Сталин… Популярность его росла. Колоссальных портретов, как позже, кажется, еще не было, но каждое его выступление прорабатывалось коллективно и индивидуально. И несмотря на сильное влияние семьи, где всего, что потом назвали культом личности, мягко говоря, не приветствовали (я, например, не был ни пионером, ни комсомольцем, хоть все мои друзья были комсомольскими активистами), дома я держался как настоящий ортодокс, яростно отстаивая в спорах со старшими правоту каждого шага властей. Не так-то просто было во всем этом разобраться.
И надо сказать, что если мы не сознавали отрицательных сторон тогдашней жизни, то особенно ярко ощущали положительные ее стороны.
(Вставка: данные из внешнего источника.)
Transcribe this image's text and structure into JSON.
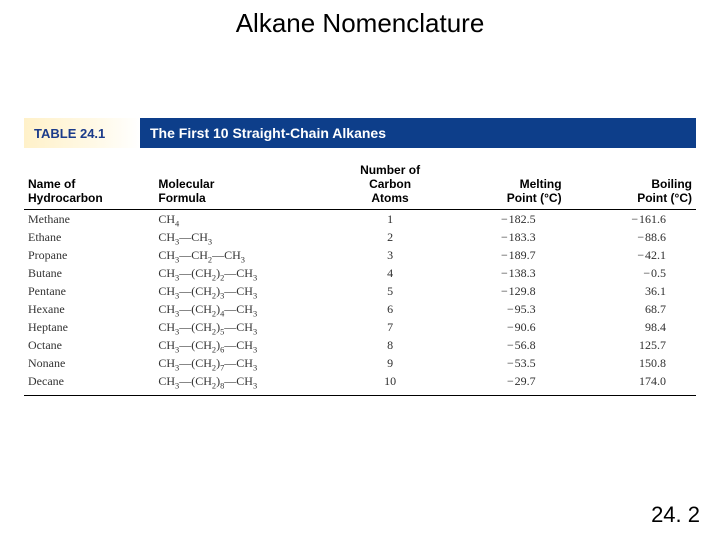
{
  "slide": {
    "title": "Alkane Nomenclature",
    "page_number": "24. 2"
  },
  "table": {
    "label": "TABLE 24.1",
    "caption": "The First 10 Straight-Chain Alkanes",
    "colors": {
      "banner_bg": "#0d3e8a",
      "banner_text": "#ffffff",
      "tab_gradient_start": "#fff1c9",
      "tab_gradient_end": "#ffffff",
      "tab_text": "#1b3b8a",
      "body_text": "#2f2f2f",
      "rule": "#000000",
      "page_bg": "#ffffff"
    },
    "fonts": {
      "heading_family": "Arial",
      "body_family": "Times New Roman",
      "heading_size_pt": 12,
      "body_size_pt": 12,
      "title_size_pt": 20
    },
    "columns": [
      {
        "key": "name",
        "header": "Name of\nHydrocarbon",
        "align": "left"
      },
      {
        "key": "formula",
        "header": "Molecular\nFormula",
        "align": "left"
      },
      {
        "key": "carbons",
        "header": "Number of\nCarbon\nAtoms",
        "align": "center"
      },
      {
        "key": "mp",
        "header": "Melting\nPoint (°C)",
        "align": "right"
      },
      {
        "key": "bp",
        "header": "Boiling\nPoint (°C)",
        "align": "right"
      }
    ],
    "rows": [
      {
        "name": "Methane",
        "formula": "CH4",
        "carbons": 1,
        "mp": -182.5,
        "bp": -161.6
      },
      {
        "name": "Ethane",
        "formula": "CH3—CH3",
        "carbons": 2,
        "mp": -183.3,
        "bp": -88.6
      },
      {
        "name": "Propane",
        "formula": "CH3—CH2—CH3",
        "carbons": 3,
        "mp": -189.7,
        "bp": -42.1
      },
      {
        "name": "Butane",
        "formula": "CH3—(CH2)2—CH3",
        "carbons": 4,
        "mp": -138.3,
        "bp": -0.5
      },
      {
        "name": "Pentane",
        "formula": "CH3—(CH2)3—CH3",
        "carbons": 5,
        "mp": -129.8,
        "bp": 36.1
      },
      {
        "name": "Hexane",
        "formula": "CH3—(CH2)4—CH3",
        "carbons": 6,
        "mp": -95.3,
        "bp": 68.7
      },
      {
        "name": "Heptane",
        "formula": "CH3—(CH2)5—CH3",
        "carbons": 7,
        "mp": -90.6,
        "bp": 98.4
      },
      {
        "name": "Octane",
        "formula": "CH3—(CH2)6—CH3",
        "carbons": 8,
        "mp": -56.8,
        "bp": 125.7
      },
      {
        "name": "Nonane",
        "formula": "CH3—(CH2)7—CH3",
        "carbons": 9,
        "mp": -53.5,
        "bp": 150.8
      },
      {
        "name": "Decane",
        "formula": "CH3—(CH2)8—CH3",
        "carbons": 10,
        "mp": -29.7,
        "bp": 174.0
      }
    ]
  }
}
Культурная революция, как говорят теперь, или ликбез, как говорили тогда, — хороший тому пример. Все мы были культармейцами еще со школы, но в школьные годы нам доверяли лишь организацию групп для обучения, а учить должны были люди постарше. Теперь нам с Варей Головашкиной и Осей Пейросом была оказана большая честь: мы были допущены к преподаванию, причем не где-нибудь, а в бригаде, возглавляемой Трехгоркой. На фабрике начальник штаба культпохода (кажется, была такая должность) товарищ Уткина приняла нас приветливо и сразу же направила… в конный парк, что у Краснопресненской заставы.
Теперь на этом месте стоят высокие новые дома, а тогда, в 1932 году, были бараки, в которых жили ломовики; тут же поблизости находились и конюшни. В красном уголке нам отвели на определенные часы комнатку для занятий. Ученики были по большей части еще не стары, но все старше учителей. Их одолевали заботы. Народ все деревенский, прибывший в Москву на заработки со своими лошадьми. Учились все же старательно, а мы старательно учили. Помню только одни случай, когда ко мне на урок начальник парка привел буквально за ухо здоровенного детину Фурина.
— Учись, дурак, все равно учись! — отечески приговаривал он.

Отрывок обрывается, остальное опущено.